Module wasm_stack_check

Module wasm_stack_check 

Source
Expand description

Pre-flight wasm value-stack underflow detector.

Real wasm input is validated by the decoder (wasmparser). This module is a safety net for direct callers of the lowering pipeline that feed in raw Vec<WasmOp> without going through the validator — most notably the fuzz harnesses, which intentionally generate malformed sequences to prove the contract that lowering returns Err, not panics.

The check is best-effort and, above all, sound — it never rejects valid wasm. Stack effects that depend on data we don’t have here (block-result arities, callee signatures) are handled conservatively:

  • Call and unmodeled ops (SIMD, etc.) bail out with Ok(()) — their effect is signature/type dependent.
  • The stack-polymorphic terminators unreachable/return/br/br_table also bail with Ok(()): everything after them (up to the enclosing end) is unreachable and, per the wasm spec, type-checks against an infinite-depth polymorphic stack, so depth-only reasoning would produce false underflows there (issue #329).
  • Block/Loop/If/Else/End are modeled as stack-neutral.

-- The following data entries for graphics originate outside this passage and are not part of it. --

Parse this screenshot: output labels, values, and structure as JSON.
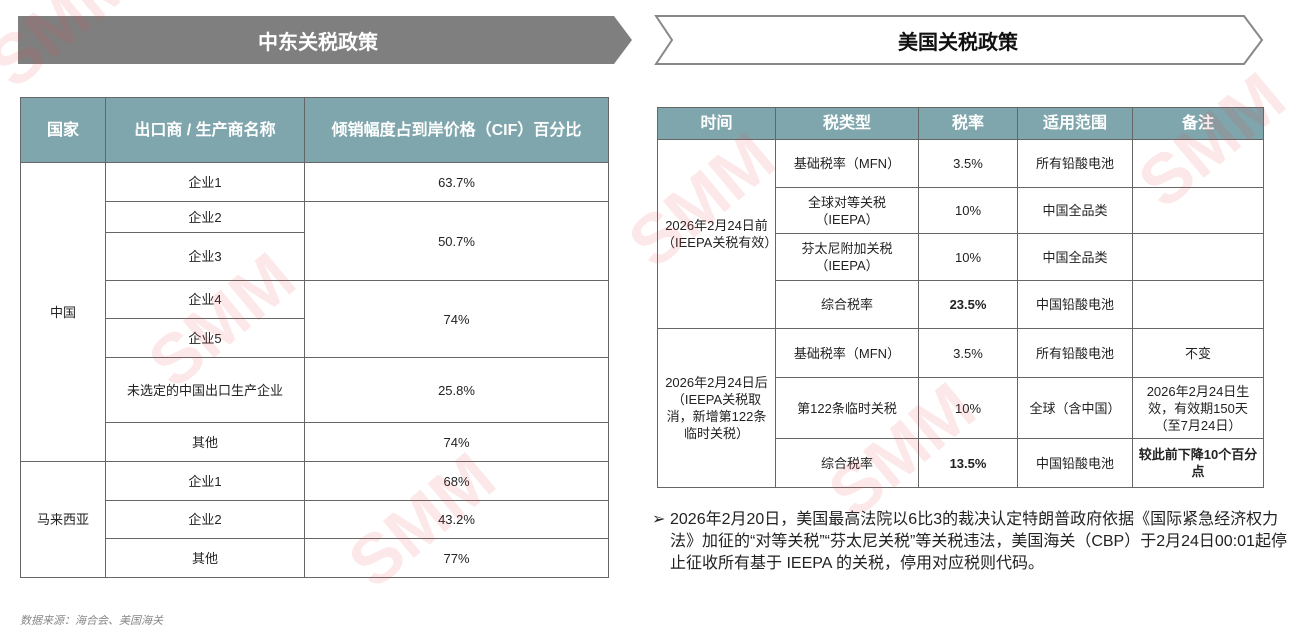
{
  "left_banner": "中东关税政策",
  "right_banner": "美国关税政策",
  "left_table": {
    "headers": [
      "国家",
      "出口商 / 生产商名称",
      "倾销幅度占到岸价格（CIF）百分比"
    ],
    "groups": [
      {
        "country": "中国",
        "entries": [
          {
            "companies": [
              "企业1"
            ],
            "ratio": "63.7%"
          },
          {
            "companies": [
              "企业2",
              "企业3"
            ],
            "ratio": "50.7%"
          },
          {
            "companies": [
              "企业4",
              "企业5"
            ],
            "ratio": "74%"
          },
          {
            "companies": [
              "未选定的中国出口生产企业"
            ],
            "ratio": "25.8%"
          },
          {
            "companies": [
              "其他"
            ],
            "ratio": "74%"
          }
        ]
      },
      {
        "country": "马来西亚",
        "entries": [
          {
            "companies": [
              "企业1"
            ],
            "ratio": "68%"
          },
          {
            "companies": [
              "企业2"
            ],
            "ratio": "43.2%"
          },
          {
            "companies": [
              "其他"
            ],
            "ratio": "77%"
          }
        ]
      }
    ]
  },
  "right_table": {
    "headers": [
      "时间",
      "税类型",
      "税率",
      "适用范围",
      "备注"
    ],
    "groups": [
      {
        "time": "2026年2月24日前（IEEPA关税有效）",
        "rows": [
          {
            "type": "基础税率（MFN）",
            "rate": "3.5%",
            "scope": "所有铅酸电池"
          },
          {
            "type": "全球对等关税（IEEPA）",
            "rate": "10%",
            "scope": "中国全品类"
          },
          {
            "type": "芬太尼附加关税（IEEPA）",
            "rate": "10%",
            "scope": "中国全品类"
          },
          {
            "type": "综合税率",
            "rate": "23.5%",
            "scope": "中国铅酸电池",
            "highlight": true
          }
        ]
      },
      {
        "time": "2026年2月24日后（IEEPA关税取消，新增第122条临时关税）",
        "rows": [
          {
            "type": "基础税率（MFN）",
            "rate": "3.5%",
            "scope": "所有铅酸电池",
            "note": "不变"
          },
          {
            "type": "第122条临时关税",
            "rate": "10%",
            "scope": "全球（含中国）",
            "note": "2026年2月24日生效，有效期150天（至7月24日）"
          },
          {
            "type": "综合税率",
            "rate": "13.5%",
            "scope": "中国铅酸电池",
            "note": "较此前下降10个百分点",
            "highlight": true
          }
        ]
      }
    ]
  },
  "bullet": {
    "marker": "➢",
    "text": "2026年2月20日，美国最高法院以6比3的裁决认定特朗普政府依据《国际紧急经济权力法》加征的“对等关税”“芬太尼关税”等关税违法，美国海关（CBP）于2月24日00:01起停止征收所有基于 IEEPA 的关税，停用对应税则代码。"
  },
  "source": "数据来源：海合会、美国海关",
  "watermark": "SMM"
}
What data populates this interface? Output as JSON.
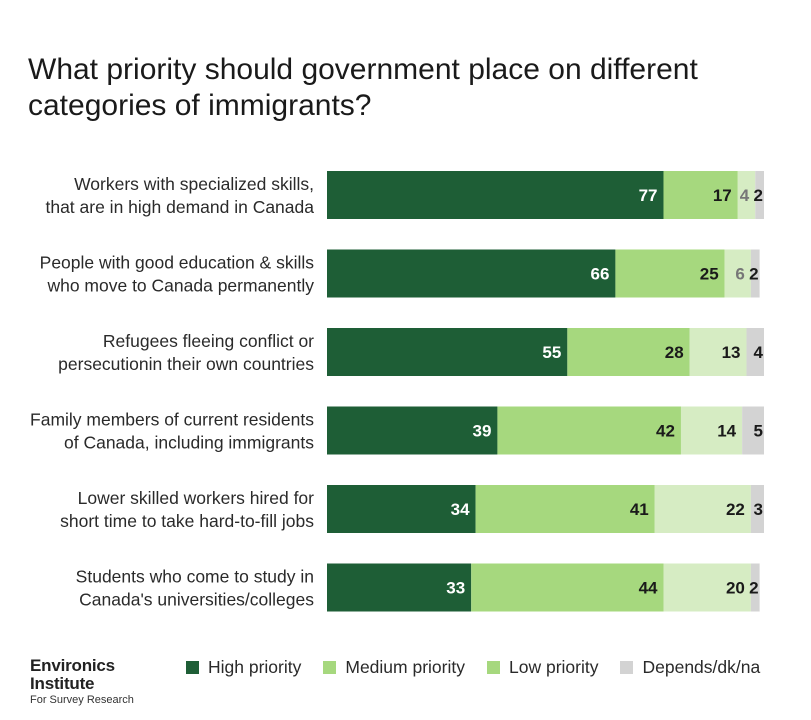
{
  "title": "What priority should government place on different categories of immigrants?",
  "colors": {
    "high": "#1e5e36",
    "medium": "#a6d87e",
    "low": "#d6ecc3",
    "depends": "#d3d3d3",
    "label_light": "#ffffff",
    "label_dark": "#1a1a1a",
    "label_muted": "#777777"
  },
  "chart_data": {
    "type": "bar",
    "orientation": "horizontal",
    "stacked": true,
    "categories": [
      [
        "Workers with specialized skills,",
        "that are in high demand in Canada"
      ],
      [
        "People with good education & skills",
        "who move to Canada permanently"
      ],
      [
        "Refugees fleeing conflict or",
        "persecutionin their own countries"
      ],
      [
        "Family members of current residents",
        "of Canada, including immigrants"
      ],
      [
        "Lower skilled workers hired for",
        "short time to take hard-to-fill jobs"
      ],
      [
        "Students who come to study in",
        "Canada's universities/colleges"
      ]
    ],
    "series": [
      {
        "name": "High priority",
        "values": [
          77,
          66,
          55,
          39,
          34,
          33
        ]
      },
      {
        "name": "Medium priority",
        "values": [
          17,
          25,
          28,
          42,
          41,
          44
        ]
      },
      {
        "name": "Low priority",
        "values": [
          4,
          6,
          13,
          14,
          22,
          20
        ]
      },
      {
        "name": "Depends/dk/na",
        "values": [
          2,
          2,
          4,
          5,
          3,
          2
        ]
      }
    ],
    "xlim": [
      0,
      100
    ],
    "legend_position": "bottom"
  },
  "legend": [
    {
      "label": "High priority",
      "color_key": "high"
    },
    {
      "label": "Medium priority",
      "color_key": "medium"
    },
    {
      "label": "Low priority",
      "color_key": "medium"
    },
    {
      "label": "Depends/dk/na",
      "color_key": "depends"
    }
  ],
  "logo": {
    "line1": "Environics",
    "line2": "Institute",
    "line3": "For Survey Research"
  }
}
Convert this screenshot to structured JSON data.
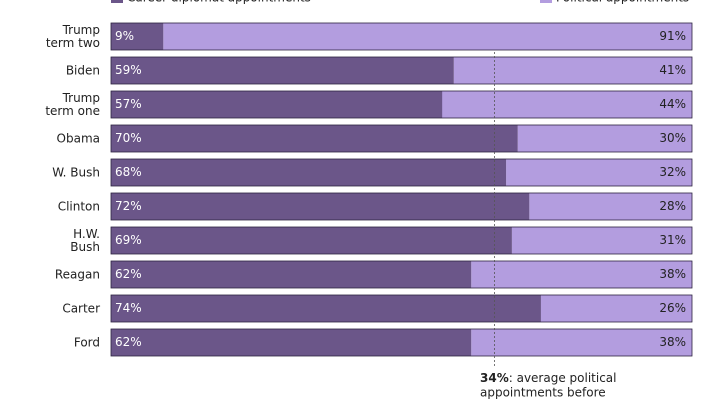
{
  "chart_data": {
    "type": "stacked-barh",
    "categories": [
      "Trump\nterm two",
      "Biden",
      "Trump\nterm one",
      "Obama",
      "W. Bush",
      "Clinton",
      "H.W.\nBush",
      "Reagan",
      "Carter",
      "Ford"
    ],
    "series": [
      {
        "name": "Career diplomat appointments",
        "color": "#6b5689",
        "values": [
          9,
          59,
          57,
          70,
          68,
          72,
          69,
          62,
          74,
          62
        ],
        "value_labels": [
          "9%",
          "59%",
          "57%",
          "70%",
          "68%",
          "72%",
          "69%",
          "62%",
          "74%",
          "62%"
        ]
      },
      {
        "name": "Political appointments",
        "color": "#b39ddf",
        "values": [
          91,
          41,
          44,
          30,
          32,
          28,
          31,
          38,
          26,
          38
        ],
        "value_labels": [
          "91%",
          "41%",
          "44%",
          "30%",
          "32%",
          "28%",
          "31%",
          "38%",
          "26%",
          "38%"
        ]
      }
    ],
    "xlim": [
      0,
      100
    ],
    "annotation": {
      "value": 34,
      "label": "34%",
      "text": [
        ": average political",
        "appointments before"
      ]
    }
  }
}
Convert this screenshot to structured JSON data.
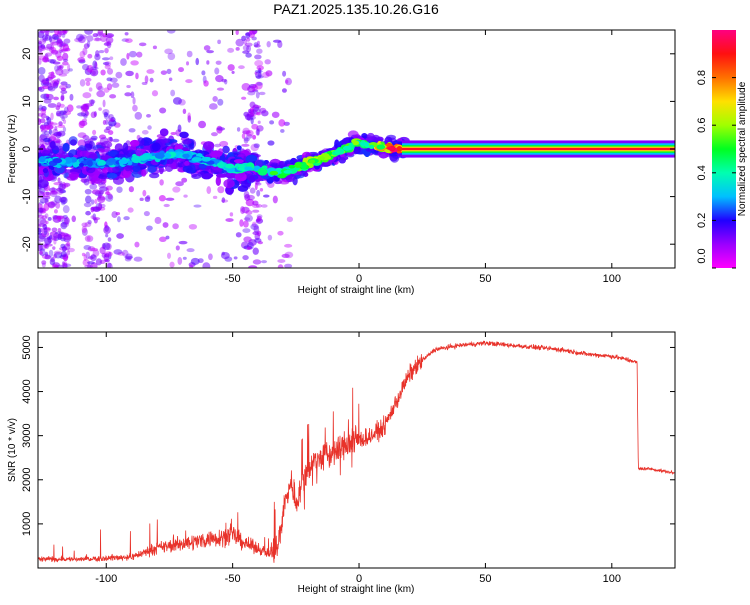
{
  "title": "PAZ1.2025.135.10.26.G16",
  "colorbar": {
    "label": "Normalized spectral amplitude",
    "ticks": [
      "0.0",
      "0.2",
      "0.4",
      "0.6",
      "0.8"
    ],
    "tick_values": [
      0.0,
      0.2,
      0.4,
      0.6,
      0.8
    ],
    "range": [
      0,
      1
    ]
  },
  "chart_data": [
    {
      "type": "heatmap",
      "xlabel": "Height of straight line (km)",
      "ylabel": "Frequency (Hz)",
      "xlim": [
        -127,
        125
      ],
      "ylim": [
        -25,
        25
      ],
      "xticks": [
        -100,
        -50,
        0,
        50,
        100
      ],
      "xtick_labels": [
        "-100",
        "-50",
        "0",
        "50",
        "100"
      ],
      "yticks": [
        -20,
        -10,
        0,
        10,
        20
      ],
      "ytick_labels": [
        "-20",
        "-10",
        "0",
        "10",
        "20"
      ],
      "grid": false,
      "ridge": {
        "x": [
          -127,
          -110,
          -100,
          -90,
          -80,
          -70,
          -60,
          -50,
          -40,
          -35,
          -30,
          -25,
          -20,
          -15,
          -10,
          -5,
          0,
          5,
          10,
          15,
          20,
          40,
          60,
          80,
          100,
          125
        ],
        "frequency": [
          -2.5,
          -3,
          -3,
          -2.5,
          -1.5,
          -1,
          -2.5,
          -4,
          -4,
          -5,
          -5,
          -4,
          -3,
          -2,
          -1,
          0,
          1.5,
          0.5,
          0.5,
          0,
          0,
          0,
          0,
          0,
          0,
          0
        ],
        "amplitude": [
          0.3,
          0.3,
          0.3,
          0.3,
          0.35,
          0.3,
          0.3,
          0.35,
          0.4,
          0.45,
          0.45,
          0.5,
          0.55,
          0.55,
          0.5,
          0.5,
          0.5,
          0.55,
          0.7,
          0.9,
          0.95,
          0.95,
          0.95,
          0.95,
          0.95,
          0.95
        ]
      }
    },
    {
      "type": "line",
      "xlabel": "Height of straight line (km)",
      "ylabel": "SNR (10 * v/v)",
      "xlim": [
        -127,
        125
      ],
      "ylim": [
        0,
        5350
      ],
      "xticks": [
        -100,
        -50,
        0,
        50,
        100
      ],
      "xtick_labels": [
        "-100",
        "-50",
        "0",
        "50",
        "100"
      ],
      "yticks": [
        1000,
        2000,
        3000,
        4000,
        5000
      ],
      "ytick_labels": [
        "1000",
        "2000",
        "3000",
        "4000",
        "5000"
      ],
      "color": "#e8322a",
      "grid": false,
      "envelope": {
        "x": [
          -127,
          -110,
          -90,
          -80,
          -70,
          -60,
          -50,
          -45,
          -40,
          -35,
          -32,
          -30,
          -27,
          -25,
          -20,
          -15,
          -10,
          -5,
          0,
          5,
          10,
          15,
          20,
          25,
          30,
          40,
          50,
          60,
          70,
          80,
          90,
          100,
          108,
          110,
          110.5,
          115,
          120,
          125
        ],
        "snr": [
          200,
          200,
          250,
          450,
          550,
          650,
          750,
          550,
          450,
          300,
          500,
          1300,
          2000,
          1500,
          2300,
          2500,
          2600,
          2800,
          2900,
          3000,
          3200,
          3800,
          4400,
          4700,
          4950,
          5050,
          5100,
          5050,
          5000,
          4950,
          4850,
          4800,
          4700,
          4650,
          2250,
          2250,
          2200,
          2150
        ]
      }
    }
  ]
}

In reachable code the depth counter can then only ever over-count (it never pops the if condition and never resets at else/end), so it cannot invent an underflow — it just catches fewer of them past a block.

The net effect: the check reliably rejects the control-flow-free underflow shapes (the fuzz-harness bug class below) and never false-rejects a wasm-tools-valid module.

The bug this was written for ([PR #113 fuzz harness wasm_ops_lower_or_error, input [I32DivS] with empty initial stack]) sits squarely inside the modeled subset, which is the common case.

§Scope

The validator does not enforce wasm type checking — it only tracks stack depth. So i32.const ; i64.add will pass even though it’s type-invalid. Type errors fall to the lowering pipeline, which now raises them as Err (per PR #117 — the same audit pass).

§Why not just call wasmparser?

Two reasons:

  • The lowering pipeline accepts Vec<WasmOp> (its own enum), not raw wasm bytes. Threading wasmparser back would require a re-encoder.
  • The harnesses want to feed malformed input. We want a cheap local check that returns Err rather than panics, not full re-validation.

See PR #117 for the original fuzz crash that motivated this module.

Note: Select is modeled as pop 3, push 1 — wasm’s select consumes two values and a condition. MemoryGrow pops a page count and pushes the previous size (or -1). MemorySize is a pure push.

Functions§

check_no_underflow
Pre-flight check: returns Err(Error::validation(...)) if any modeled op would underflow the wasm value stack. If the sequence contains control-flow ops we don’t model, returns Ok(()) (bails conservatively).